Remi and Sam gazed at the picture. A stern-faced young man stood by his diminutive bride, who seemed to glow in the faded black-and-white picture. Remi gasped as she held the frame. “Oh my . . . she was breathtaking.”
“Yes, she was considered a great beauty. My aunt reminded me all the time.” Chiyoko’s voice was oddly flat. She lifted a final frame from the box and passed it to Remi with trembling fingers. “This last one is my favorite—I keep it by my bed. It was taken by his sister at the cherry blossom festival in Arashiyama before the war with America began. She said that the trees bloomed late that year because it had been an especially cold winter. They were there on the final day before the blossoms began falling. She said when they did, it was like the air was filled with pink snow.”

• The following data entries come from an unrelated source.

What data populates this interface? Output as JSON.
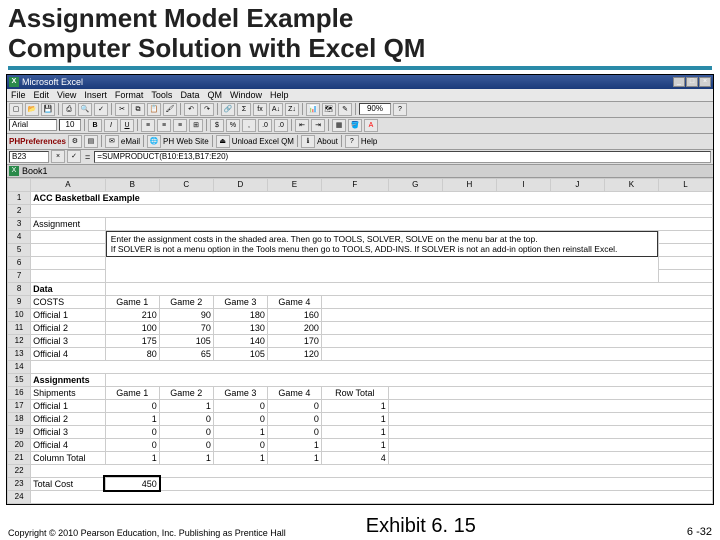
{
  "slide": {
    "title_line1": "Assignment Model Example",
    "title_line2": "Computer Solution with Excel QM",
    "copyright": "Copyright © 2010 Pearson Education, Inc. Publishing as Prentice Hall",
    "exhibit": "Exhibit 6. 15",
    "pagenum": "6 -32"
  },
  "excel": {
    "app_title": "Microsoft Excel",
    "menus": [
      "File",
      "Edit",
      "View",
      "Insert",
      "Format",
      "Tools",
      "Data",
      "QM",
      "Window",
      "Help"
    ],
    "zoom": "90%",
    "font_name": "Arial",
    "font_size": "10",
    "qm_toolbar": {
      "pref": "PHPreferences",
      "email": "eMail",
      "site": "PH Web Site",
      "unload": "Unload Excel QM",
      "about": "About",
      "help": "Help"
    },
    "cell_ref": "B23",
    "formula": "=SUMPRODUCT(B10:E13,B17:E20)",
    "book": "Book1",
    "columns": [
      "A",
      "B",
      "C",
      "D",
      "E",
      "F",
      "G",
      "H",
      "I",
      "J",
      "K",
      "L"
    ],
    "rows": {
      "1": {
        "A_bold": "ACC Basketball Example"
      },
      "3": {
        "A": "Assignment"
      },
      "instr1": "Enter the assignment costs in the shaded area. Then go to TOOLS, SOLVER, SOLVE on the menu bar at the top.",
      "instr2": "If SOLVER is not a menu option in the Tools menu then go to TOOLS, ADD-INS. If SOLVER is not an add-in option then reinstall Excel.",
      "8": {
        "A": "Data"
      },
      "9": {
        "A": "COSTS",
        "B": "Game 1",
        "C": "Game 2",
        "D": "Game 3",
        "E": "Game 4"
      },
      "10": {
        "A": "Official 1",
        "B": "210",
        "C": "90",
        "D": "180",
        "E": "160"
      },
      "11": {
        "A": "Official 2",
        "B": "100",
        "C": "70",
        "D": "130",
        "E": "200"
      },
      "12": {
        "A": "Official 3",
        "B": "175",
        "C": "105",
        "D": "140",
        "E": "170"
      },
      "13": {
        "A": "Official 4",
        "B": "80",
        "C": "65",
        "D": "105",
        "E": "120"
      },
      "15": {
        "A_bold": "Assignments"
      },
      "16": {
        "A": "Shipments",
        "B": "Game 1",
        "C": "Game 2",
        "D": "Game 3",
        "E": "Game 4",
        "F": "Row Total"
      },
      "17": {
        "A": "Official 1",
        "B": "0",
        "C": "1",
        "D": "0",
        "E": "0",
        "F": "1"
      },
      "18": {
        "A": "Official 2",
        "B": "1",
        "C": "0",
        "D": "0",
        "E": "0",
        "F": "1"
      },
      "19": {
        "A": "Official 3",
        "B": "0",
        "C": "0",
        "D": "1",
        "E": "0",
        "F": "1"
      },
      "20": {
        "A": "Official 4",
        "B": "0",
        "C": "0",
        "D": "0",
        "E": "1",
        "F": "1"
      },
      "21": {
        "A": "Column Total",
        "B": "1",
        "C": "1",
        "D": "1",
        "E": "1",
        "F": "4"
      },
      "23": {
        "A": "Total Cost",
        "B": "450"
      }
    }
  },
  "chart_data": {
    "type": "table",
    "title": "ACC Basketball Example — Assignment Model",
    "costs": {
      "columns": [
        "Game 1",
        "Game 2",
        "Game 3",
        "Game 4"
      ],
      "rows": [
        "Official 1",
        "Official 2",
        "Official 3",
        "Official 4"
      ],
      "values": [
        [
          210,
          90,
          180,
          160
        ],
        [
          100,
          70,
          130,
          200
        ],
        [
          175,
          105,
          140,
          170
        ],
        [
          80,
          65,
          105,
          120
        ]
      ]
    },
    "assignments": {
      "columns": [
        "Game 1",
        "Game 2",
        "Game 3",
        "Game 4",
        "Row Total"
      ],
      "rows": [
        "Official 1",
        "Official 2",
        "Official 3",
        "Official 4",
        "Column Total"
      ],
      "values": [
        [
          0,
          1,
          0,
          0,
          1
        ],
        [
          1,
          0,
          0,
          0,
          1
        ],
        [
          0,
          0,
          1,
          0,
          1
        ],
        [
          0,
          0,
          0,
          1,
          1
        ],
        [
          1,
          1,
          1,
          1,
          4
        ]
      ]
    },
    "total_cost": 450
  }
}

Remi and Sam studied the photograph of the martial Kumasaka in uniform, staring off into the distance beneath a canopy of cherry blossoms, figures in the background adorned in traditional Japanese garb. The image had an otherworldly quality to it, something from a different era. They both regarded it with intense concentration, trying to reconcile the accounts of a savage monster with the serious man in the shot, about mid-thirties, his profile pensive. Sam noted the insignia—Kumasaka was already a colonel by that point, already a veteran of Japan’s foray into China, which had begun in 1937 with the start of the bloody Second Sino-Japanese War.
“Do you know anything about your father’s service? His involvement with Unit 731 or the Meiji Corps?” Remi asked.
Chiyoko lo
oked confused. “I’ve never heard of either. Do they have some significance?”
“They’re army groups that were involved in medical research.”
“Medical? My father was a soldier, not a doctor.”
“He had a degree in microbiology.”
“Yes, but he became a career officer. He never put the degree to use. It was a strange time, according to my aunt. Many educated Japanese pursued military careers instead of their trained professions.”
“Do you know anything about what he did in the army?”